Grds. sind Klauseln zulässig, die eine Rückforderungsmöglichkeit für eine finanzierte Ausbildung oder einen Anschub vorsehen. Die Anforderungen sind gerade im Arbeitsrecht für eine wirksame Klausel jedoch hoch.
Im Einzelnen wir häufig vorgesehen
Zentrale Regelungsgegenstände von Fortbildungsverträgen sind im Wesentlichen die Folgenden:
- Eine Bindungsfrist entsprechend der Fortbildung oder Ausbildung, damit der Arbeitgeber noch hinreichend lange von dem besser ausgebildeten Arbeitnehmer profitieren kann.
- Gestaffelte Rückzahlungspflicht mit Ablauf der Bindungsfrist.
- Wie hat es der Arbeitnehmer in der Hand einer Rückzahlungspflicht zu entgehen.
Der Arbeitgeber finanziert somit die Fortbildung des Arbeitnehmers, der Arbeitnehmer verpflichtet sich im Gegenzug nach Abschluss der Fortbildung sich für eine gewisse Dauer an den Arbeitgeber zu binden. Die Bindungsdauer knüpft dabei regelmäßig an die Dauer der Fortbildung an. Je länger und teurer die Fortbildung, desto länger bindet sich der Arbeitnehmer im Anschluss an die Fortbildung. Kündigt der Arbeitnehmer (!) innerhalb der Bindungsdauer, ohne dass der Arbeitgeber die Kündigung zu vertreten hat, hat er dem Arbeitgeber anteilig die Fortbildungskosten zurückzubezahlen. So die – stark verkürzte – regelmäßige gelebte vertragliche Praxis.
Das BAG-Urteil im Einzelnen
Der Teufel liegt jedoch wie so oft im Detail.
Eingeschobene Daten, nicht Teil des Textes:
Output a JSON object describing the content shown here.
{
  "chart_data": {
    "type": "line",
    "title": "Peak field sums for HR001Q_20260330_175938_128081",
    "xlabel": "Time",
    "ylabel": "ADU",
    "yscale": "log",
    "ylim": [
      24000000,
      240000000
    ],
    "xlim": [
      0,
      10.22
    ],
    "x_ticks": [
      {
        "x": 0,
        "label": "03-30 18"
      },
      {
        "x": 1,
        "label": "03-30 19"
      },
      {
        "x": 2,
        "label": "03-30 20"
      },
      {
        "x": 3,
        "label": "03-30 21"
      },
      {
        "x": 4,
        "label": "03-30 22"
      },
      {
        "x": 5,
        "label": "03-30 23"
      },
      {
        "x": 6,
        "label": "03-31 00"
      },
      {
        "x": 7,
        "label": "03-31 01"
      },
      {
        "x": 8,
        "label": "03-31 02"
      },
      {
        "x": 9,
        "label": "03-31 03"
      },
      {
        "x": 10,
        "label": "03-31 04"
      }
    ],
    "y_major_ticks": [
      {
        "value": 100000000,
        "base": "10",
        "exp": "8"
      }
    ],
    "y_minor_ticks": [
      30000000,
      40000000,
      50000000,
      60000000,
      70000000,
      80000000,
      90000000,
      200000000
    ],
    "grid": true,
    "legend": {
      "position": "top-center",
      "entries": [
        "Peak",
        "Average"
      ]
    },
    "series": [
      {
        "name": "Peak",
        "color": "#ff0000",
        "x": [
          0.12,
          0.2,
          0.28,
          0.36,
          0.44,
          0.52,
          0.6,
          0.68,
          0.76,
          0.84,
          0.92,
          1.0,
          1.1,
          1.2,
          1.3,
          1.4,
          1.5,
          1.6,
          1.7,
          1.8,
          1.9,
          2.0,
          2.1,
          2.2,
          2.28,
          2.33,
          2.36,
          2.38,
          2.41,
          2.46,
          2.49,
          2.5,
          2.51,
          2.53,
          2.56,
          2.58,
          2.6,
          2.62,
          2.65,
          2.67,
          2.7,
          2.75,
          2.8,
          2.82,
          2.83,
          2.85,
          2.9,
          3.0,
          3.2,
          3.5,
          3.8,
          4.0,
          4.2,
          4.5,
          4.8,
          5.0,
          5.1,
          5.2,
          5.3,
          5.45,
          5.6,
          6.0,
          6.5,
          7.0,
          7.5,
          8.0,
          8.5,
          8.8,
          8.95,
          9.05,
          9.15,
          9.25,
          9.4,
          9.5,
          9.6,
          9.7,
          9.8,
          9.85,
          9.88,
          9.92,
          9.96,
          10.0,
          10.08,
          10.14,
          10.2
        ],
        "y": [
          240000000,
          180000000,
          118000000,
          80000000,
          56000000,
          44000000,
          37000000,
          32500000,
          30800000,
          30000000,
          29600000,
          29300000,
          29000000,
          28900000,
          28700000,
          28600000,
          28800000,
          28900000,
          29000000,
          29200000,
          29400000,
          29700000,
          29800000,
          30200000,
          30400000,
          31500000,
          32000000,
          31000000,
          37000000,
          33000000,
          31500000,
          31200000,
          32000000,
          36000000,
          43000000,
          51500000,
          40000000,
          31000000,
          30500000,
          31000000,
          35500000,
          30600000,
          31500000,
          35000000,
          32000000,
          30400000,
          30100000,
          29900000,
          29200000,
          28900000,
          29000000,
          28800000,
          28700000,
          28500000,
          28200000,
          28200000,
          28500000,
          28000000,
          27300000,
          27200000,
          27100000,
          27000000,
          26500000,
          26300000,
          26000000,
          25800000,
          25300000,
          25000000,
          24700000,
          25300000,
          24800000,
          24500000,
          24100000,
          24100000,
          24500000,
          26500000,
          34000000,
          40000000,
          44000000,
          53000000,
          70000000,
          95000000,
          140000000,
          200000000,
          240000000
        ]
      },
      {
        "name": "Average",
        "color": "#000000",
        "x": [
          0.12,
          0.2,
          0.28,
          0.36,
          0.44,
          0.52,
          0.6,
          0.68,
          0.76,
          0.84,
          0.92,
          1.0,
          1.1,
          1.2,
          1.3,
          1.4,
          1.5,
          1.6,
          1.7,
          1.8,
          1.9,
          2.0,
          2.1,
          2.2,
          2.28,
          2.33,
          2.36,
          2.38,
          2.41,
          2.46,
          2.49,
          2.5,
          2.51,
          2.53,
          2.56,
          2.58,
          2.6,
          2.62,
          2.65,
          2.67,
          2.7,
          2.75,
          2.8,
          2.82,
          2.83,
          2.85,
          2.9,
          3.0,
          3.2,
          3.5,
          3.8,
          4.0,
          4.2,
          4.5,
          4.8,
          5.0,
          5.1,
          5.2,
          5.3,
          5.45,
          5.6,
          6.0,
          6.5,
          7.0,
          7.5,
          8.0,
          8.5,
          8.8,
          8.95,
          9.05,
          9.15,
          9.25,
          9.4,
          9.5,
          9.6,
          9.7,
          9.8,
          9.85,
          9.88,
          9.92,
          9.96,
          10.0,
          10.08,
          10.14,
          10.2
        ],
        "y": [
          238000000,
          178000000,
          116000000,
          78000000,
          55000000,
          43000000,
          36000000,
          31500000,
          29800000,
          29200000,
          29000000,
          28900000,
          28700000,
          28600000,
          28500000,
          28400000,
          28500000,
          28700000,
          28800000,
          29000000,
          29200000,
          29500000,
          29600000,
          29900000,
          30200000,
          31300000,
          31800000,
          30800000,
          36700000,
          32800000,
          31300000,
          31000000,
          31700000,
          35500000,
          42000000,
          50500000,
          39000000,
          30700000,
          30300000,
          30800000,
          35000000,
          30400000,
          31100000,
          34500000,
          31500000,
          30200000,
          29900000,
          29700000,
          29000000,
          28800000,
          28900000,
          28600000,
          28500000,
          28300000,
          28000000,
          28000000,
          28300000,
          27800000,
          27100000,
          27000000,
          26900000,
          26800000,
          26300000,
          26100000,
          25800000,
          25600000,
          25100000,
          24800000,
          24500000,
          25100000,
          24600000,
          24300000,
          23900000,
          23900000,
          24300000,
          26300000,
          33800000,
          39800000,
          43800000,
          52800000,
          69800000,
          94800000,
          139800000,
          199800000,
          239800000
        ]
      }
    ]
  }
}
Das eingangs zitierte Urteil des Bundesarbeitsgerichts (im Folgenden „BAG“) vom 01.03.2022 – 9 AZR 260/21 zeigt es deutlich:
Geklagt hatte ein Arbeitgeber gegen seine ehemalige als Altenpflegerin beschäftigte Arbeitnehmerin, welche kurz nach der arbeitgeberfinanzierten Fortbildung innerhalb der Bindungsdauer ordentlich gekündigt hatte und sich nunmehr mit (anteiligen) Zahlungsansprüchen ihres Ex-Arbeitgebers konfrontiert sah. Vorinstanzlich wurde die Klage zweifach abgewiesen. Auch das BAG half dem Arbeitgeber schließlich nicht ab.
Das BAG sah in der dem Fortbildungsvertrag zugrundeliegenden Klausel, wonach die Arbeitnehmerin bei Eigenkündigungen innerhalb der Bindungsdauer (stets) die Fortbildungskosten anteilig zurückzahlen müsse, als unwirksam an, weil die Klausel die Arbeitnehmerin unangemessen benachteilige.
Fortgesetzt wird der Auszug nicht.